P293 Insights from patients with Ulcerative Colitis on disease burden: Findings from a real-world survey in Europe

BurischPhD, J.(1,2);Hart, A.(3);Oortwijn, A.(4);Khalid, J.M.(4);Hennessy, F.(5);Knight, H.(5);Meadows, R.(5);Patel, H.(6);Armuzzi, A.(7);

(1)Hvidovre University Hospital- University of Copenhagen, Gastrounit- Medical division, Hvidovre, Denmark;(2)Hvidovre Hospital, Copenhagen Center for Inflammatory Bowel Disease in Children Adolescents and Adults, Hvidore, Denmark;(3)St Mark’s Hospital, IBD Unit, Harrow, United Kingdom;(4)Galapagos, Nv, Leiden, The Netherlands;(5)Adelphi, Real World, Bollington, United Kingdom;(6)Galapagos, Nv, Mechelen, Belgium;(7)Fondazione Policlinico Universitario A. Gemelli IRCCS, IBD Center, Rome, Italy;


Ulcerative colitis (UC) requires life-long management with symptom control and disease remission being the ultimate goals.

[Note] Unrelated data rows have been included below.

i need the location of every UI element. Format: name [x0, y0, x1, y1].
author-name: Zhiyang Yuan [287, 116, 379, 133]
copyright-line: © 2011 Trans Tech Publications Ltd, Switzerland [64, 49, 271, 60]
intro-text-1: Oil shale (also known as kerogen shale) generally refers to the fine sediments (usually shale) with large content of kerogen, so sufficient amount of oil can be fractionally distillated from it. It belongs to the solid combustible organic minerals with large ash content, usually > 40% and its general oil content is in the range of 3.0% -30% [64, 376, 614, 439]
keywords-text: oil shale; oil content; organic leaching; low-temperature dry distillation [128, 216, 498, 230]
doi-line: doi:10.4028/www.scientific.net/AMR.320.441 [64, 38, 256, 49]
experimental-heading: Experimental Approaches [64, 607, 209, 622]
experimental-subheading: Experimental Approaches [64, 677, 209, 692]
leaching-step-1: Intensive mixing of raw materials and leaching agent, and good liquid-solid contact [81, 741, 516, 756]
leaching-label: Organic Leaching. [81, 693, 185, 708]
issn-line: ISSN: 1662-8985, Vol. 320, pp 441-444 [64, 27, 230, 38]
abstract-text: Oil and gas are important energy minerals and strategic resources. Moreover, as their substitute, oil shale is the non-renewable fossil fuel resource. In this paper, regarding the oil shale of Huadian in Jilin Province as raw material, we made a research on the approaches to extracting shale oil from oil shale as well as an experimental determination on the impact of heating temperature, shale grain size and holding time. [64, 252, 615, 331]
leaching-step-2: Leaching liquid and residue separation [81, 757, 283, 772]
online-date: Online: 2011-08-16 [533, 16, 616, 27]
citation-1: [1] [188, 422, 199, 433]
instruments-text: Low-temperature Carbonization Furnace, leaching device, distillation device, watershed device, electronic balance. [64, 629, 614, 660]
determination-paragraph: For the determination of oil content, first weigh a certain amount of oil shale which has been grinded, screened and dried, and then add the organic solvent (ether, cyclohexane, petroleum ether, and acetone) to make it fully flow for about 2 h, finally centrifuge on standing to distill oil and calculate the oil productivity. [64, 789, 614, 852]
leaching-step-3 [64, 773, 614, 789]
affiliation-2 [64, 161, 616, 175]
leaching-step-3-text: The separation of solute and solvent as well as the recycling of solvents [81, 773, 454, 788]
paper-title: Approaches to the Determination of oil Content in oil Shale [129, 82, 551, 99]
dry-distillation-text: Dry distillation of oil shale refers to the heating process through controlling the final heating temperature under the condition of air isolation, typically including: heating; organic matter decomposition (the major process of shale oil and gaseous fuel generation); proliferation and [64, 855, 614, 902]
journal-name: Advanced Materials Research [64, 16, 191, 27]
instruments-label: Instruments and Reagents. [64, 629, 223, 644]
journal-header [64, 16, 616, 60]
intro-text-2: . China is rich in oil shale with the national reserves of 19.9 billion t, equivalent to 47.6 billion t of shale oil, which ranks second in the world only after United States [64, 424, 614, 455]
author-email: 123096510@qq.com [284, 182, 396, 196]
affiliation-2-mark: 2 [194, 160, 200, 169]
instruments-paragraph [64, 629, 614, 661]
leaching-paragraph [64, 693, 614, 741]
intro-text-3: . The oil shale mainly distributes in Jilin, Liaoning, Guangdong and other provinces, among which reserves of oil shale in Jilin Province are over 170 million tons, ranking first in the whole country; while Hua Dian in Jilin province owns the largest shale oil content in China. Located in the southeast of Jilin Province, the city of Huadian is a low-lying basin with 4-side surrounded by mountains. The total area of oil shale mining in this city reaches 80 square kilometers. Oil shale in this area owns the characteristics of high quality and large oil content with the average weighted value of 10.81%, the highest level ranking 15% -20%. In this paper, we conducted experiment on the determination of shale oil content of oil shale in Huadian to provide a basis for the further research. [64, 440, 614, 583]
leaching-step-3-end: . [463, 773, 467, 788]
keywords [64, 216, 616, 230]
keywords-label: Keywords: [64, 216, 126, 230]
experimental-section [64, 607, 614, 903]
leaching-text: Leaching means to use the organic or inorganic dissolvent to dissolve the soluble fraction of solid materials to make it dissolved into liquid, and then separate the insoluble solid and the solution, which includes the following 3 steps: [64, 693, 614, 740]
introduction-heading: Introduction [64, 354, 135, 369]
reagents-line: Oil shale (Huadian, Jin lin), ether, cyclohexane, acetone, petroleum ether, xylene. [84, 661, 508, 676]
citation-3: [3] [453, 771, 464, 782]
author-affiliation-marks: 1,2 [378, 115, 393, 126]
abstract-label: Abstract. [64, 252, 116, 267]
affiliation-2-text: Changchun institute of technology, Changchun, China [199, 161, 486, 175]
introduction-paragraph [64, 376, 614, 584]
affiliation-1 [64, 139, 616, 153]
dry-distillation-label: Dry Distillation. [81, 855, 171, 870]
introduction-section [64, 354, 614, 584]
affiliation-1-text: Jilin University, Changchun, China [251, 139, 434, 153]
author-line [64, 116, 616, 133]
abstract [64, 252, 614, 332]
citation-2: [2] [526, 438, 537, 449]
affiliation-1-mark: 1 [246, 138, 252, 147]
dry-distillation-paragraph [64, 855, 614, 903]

Despite existing treatments (Tx), there are patients without fully controlled disease which impacts their health-related quality of life (HRQoL). We investigated the disease burden, including residual disease symptoms and quality of life impairment, among moderate-severe UC patients in remission and not in remission.


Data were drawn from Adelphi Inflammatory Bowel Disease (IBD) Disease Specific Programme, a point-in-time survey of gastroenterologists (GIs) and patients conducted in France, Germany, Italy, Spain and UK in Oct 2020-Mar 2021. Patient demographics, clinical characteristics (including mMayo components: stool frequency, rectal bleeding, endoscopic findings) and Tx history were reported by GIs while the patients reported symptoms, satisfaction with Tx, Short IBD questionnaire (SIBDQ), and EQ-5D at the time of consultation. Derived mMayo was used to define remission groups. Propensity score matching was used to compare outcomes among those with and without remission.


Data for 502 UC patients were included (mean age 38.9 years, 46% males, 67% employed, mean disease duration 5.2 years, and 61% treated with advanced therapies). At time of consultation, 74% of patients reported presence of symptoms, most frequent being fatigue (27%), abdominal pain (26%) and bowel movement urgency (26%); they were also reported as most bothersome symptoms (25%, 23%, 31% respectively) alongside bloody diarrhoea (28%). Since Tx initiation, patients stated no improvement in sexual problems (54%), sleep disturbance (47%), fatigue (33%), night-time urgency (27%) and no steroid reduction (22%). 37% of the patients were dissatisfied or believed a better control was possible with their Tx; common reasons were overall lack of efficacy (30%) and uncontrolled symptoms (30%). Symptoms reported by patients satisfied with their Tx vs those dissatisfied or believed a better control was possible are reported in Fig 1. Out of 502 patients, 66% (n=332) were in remission and yet reported that symptoms such as urgency, pain and fatigue remained (Fig 2). Whilst patients in remission had significantly better HRQoL measured by SIBDQ and EQ-5D, their scores were not optimal (Fig. 3, Fig. 4).


We found that 66% of the UC patients have achieved remission, however 65% of those patients still reported residual symptoms. Quality of life aspects related to pain, discomfort, anxiety and depression still remained unaddressed among patients in remission. Our data highlights the need for a holistic approach to remission in the management of UC.